The role that put Modine in a position to star in a Kubrick film was his turn as a shell-shocked Vietnam soldier in Alan Parker's 1984 Birdy. His performance in that film has such integrity--it is free of anything resem¬bling an actor's embroidery--it's difficult to believe he'd been making films only a couple of years. With a lesser performance, Parker's film could have been laughable--Modine was, after all, playing a guy who thought he was, quite literally, a bird.

"Alan Parker?" The actor grimaces at the mention of the name. "Alan is a very frustrated, very angry artist when he's working. When he's not working he's very sweet and very kind, but once you start filming, its a war. He becomes this little general who knows he doesn't have much time to get the very best from every element of his crew--which I consider an actor to be part of. Everyone bears the brunt of his anger. My feeling is that Alan has to do that in order to be who he is and make the films he does. I mean, Vincent Van Gogh was a mad fool running around chopping his ear off, drink¬ing turpentine, and eating paint, but he produced some¬thing that was incredible.

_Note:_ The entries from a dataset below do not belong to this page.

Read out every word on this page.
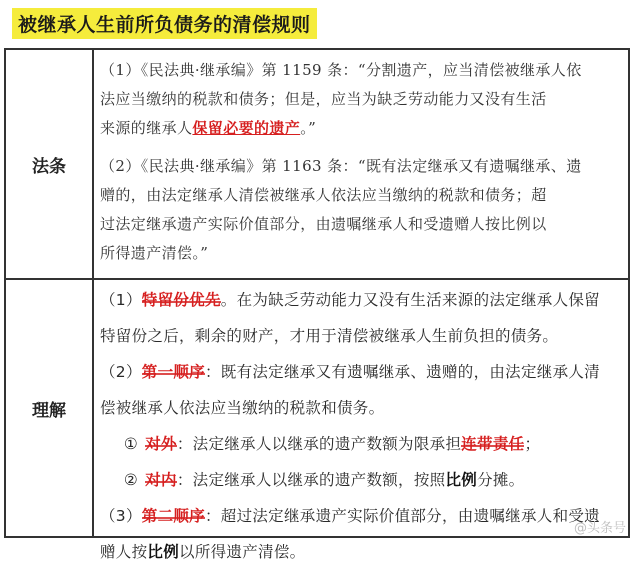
被继承人生前所负债务的清偿规则
法条
（1）《民法典·继承编》第 1159 条：“分割遗产，应当清偿被继承人依
法应当缴纳的税款和债务；但是，应当为缺乏劳动能力又没有生活
来源的继承人保留必要的遗产。”
（2）《民法典·继承编》第 1163 条：“既有法定继承又有遗嘱继承、遗
赠的，由法定继承人清偿被继承人依法应当缴纳的税款和债务；超
过法定继承遗产实际价值部分，由遗嘱继承人和受遗赠人按比例以
所得遗产清偿。”
理解
（1）特留份优先。在为缺乏劳动能力又没有生活来源的法定继承人保留
特留份之后，剩余的财产，才用于清偿被继承人生前负担的债务。
（2）第一顺序：既有法定继承又有遗嘱继承、遗赠的，由法定继承人清
偿被继承人依法应当缴纳的税款和债务。
① 对外：法定继承人以继承的遗产数额为限承担连带责任；
② 对内：法定继承人以继承的遗产数额，按照比例分摊。
（3）第二顺序：超过法定继承遗产实际价值部分，由遗嘱继承人和受遗
赠人按比例以所得遗产清偿。	@头条号
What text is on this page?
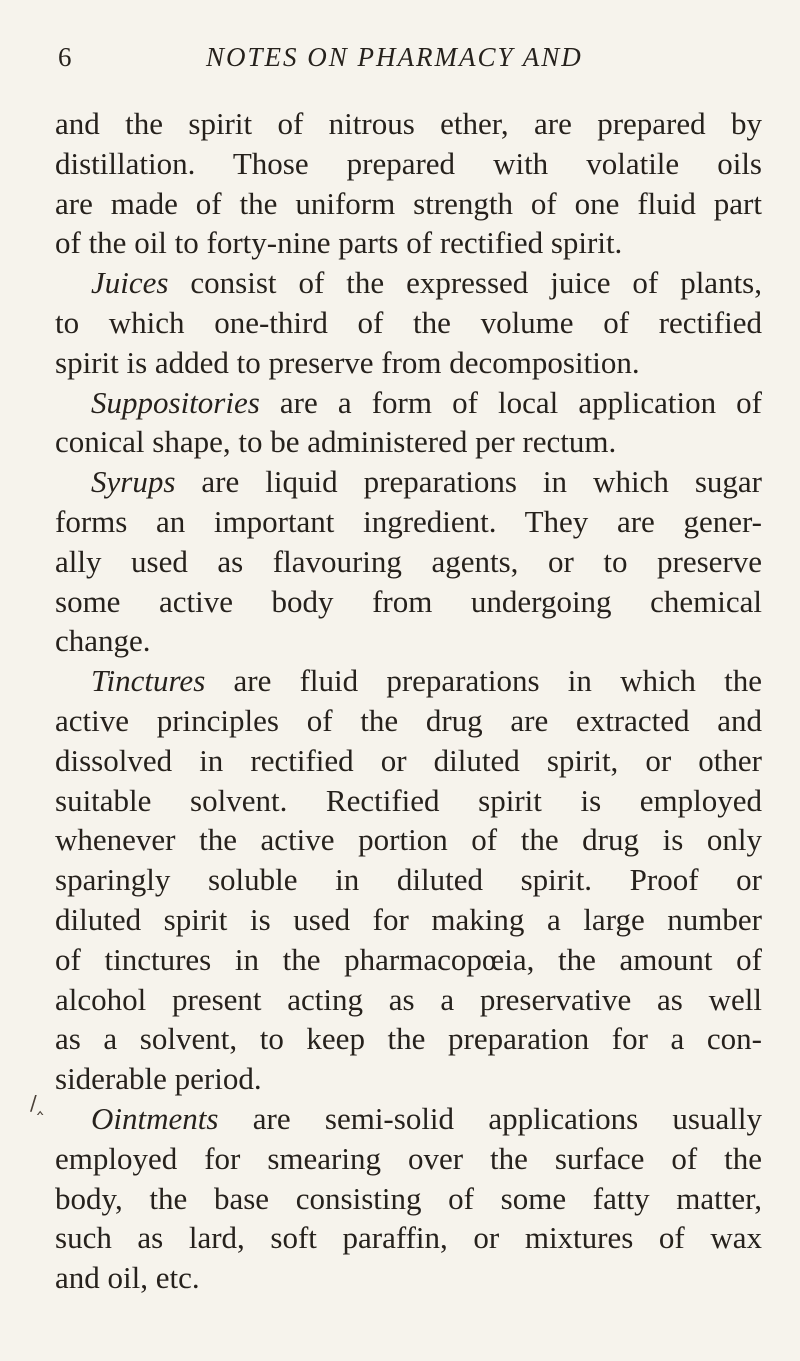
6	NOTES ON PHARMACY AND
/‸
and the spirit of nitrous ether, are prepared by
distillation. Those prepared with volatile oils
are made of the uniform strength of one fluid part
of the oil to forty-nine parts of rectified spirit.
Juices consist of the expressed juice of plants,
to which one-third of the volume of rectified
spirit is added to preserve from decomposition.
Suppositories are a form of local application of
conical shape, to be administered per rectum.
Syrups are liquid preparations in which sugar
forms an important ingredient. They are gener-
ally used as flavouring agents, or to preserve
some active body from undergoing chemical
change.
Tinctures are fluid preparations in which the
active principles of the drug are extracted and
dissolved in rectified or diluted spirit, or other
suitable solvent. Rectified spirit is employed
whenever the active portion of the drug is only
sparingly soluble in diluted spirit. Proof or
diluted spirit is used for making a large number
of tinctures in the pharmacopœia, the amount of
alcohol present acting as a preservative as well
as a solvent, to keep the preparation for a con-
siderable period.
Ointments are semi-solid applications usually
employed for smearing over the surface of the
body, the base consisting of some fatty matter,
such as lard, soft paraffin, or mixtures of wax
and oil, etc.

"I didn't put up with him, I just laughed at him. Don't get me wrong. I don't want a director who's going to say do whatever you want. I want somebody who is going to force me out, because that's when it gets scary and interesting. Maybe that was what Alan was doing with all his ranting and raving."

It's fairly evident that Modine doesn't shrink from wrangling with his directors. His experience on Alan J. Pakula's film adaptation of the Lyle Kessler play Orphans, in which he got to open out as a violent, emotionally confused kid who keeps his younger brother (Kevin Anderson) under lock and key and holds Albert Finney hostage, is a good example. Pakula has remarked on his casting of Modine that, at first, "there was 1 in 20 chances of his getting the role," largely because Modine had shown only the more innocent side of his range so far on screen. But, "when Modine came in to discuss the film, he had a shaved head and was very tall, so he looked intimidating, and he made me laugh a lot. I saw colors that were not in the other roles he'd done."

Pakula continued seeing other actors for the role, but he was haunted by Modine. "I don't think I'd ever cast anyone before and had less of an idea of what he was going to do with the role. I've always had one rule--when in doubt, go with talent."

Pakula got talent, and he got willfulness too. On the first day of shooting, says Modine, "there was a huge conflict over what I thought were the right clothes for the character and what the costume people and Alan J. Pakula thought. They had me dressing in a preppy look. I said, 'No fucking way. This guy would dress up like all the movies he'd ever seen. His jackets would be double-breasted, he'd wear tie clasps and pinkie rings and gold chains around his neck.' We had a big fight about it. Alan said neither Dustin Hoffman nor Robert Redford had ever spoken to him like that. He said, 'Nobody calls the costume people and makes a decision over my head. I'm the captain of this ship and any decision or changes are going to go through the captain.' He was right."

But who won the fight?

"I did. Sometimes you've got to fight. This battle happened on the first day of shooting. It got everybody's blood going. If you don't stand up for what you believe in, then it's certainly easier for them to win the argument the next time."

Orphans probably never had much chance for broad box office appeal, but it stands up nicely to the test of repeated viewings. The same could be said of Robert Altman's film adaptation of David Rabe's play Streamers, which Modine had starred in earlier in his career. But Altman was a very different sort of director, one who played a little freer in a manner obviously to Modine's liking. "Altman would ask what I wanted to do, then one of the other actors would say what he wanted to do, and Altman would say, 'Okay,' then ask his director of photography how he wanted to shoot it. So everybody had the opportunity to say what they thought the scene was about in a brief amount of time. It was very improvisational, everybody was contributing. It was an extraordinary experience."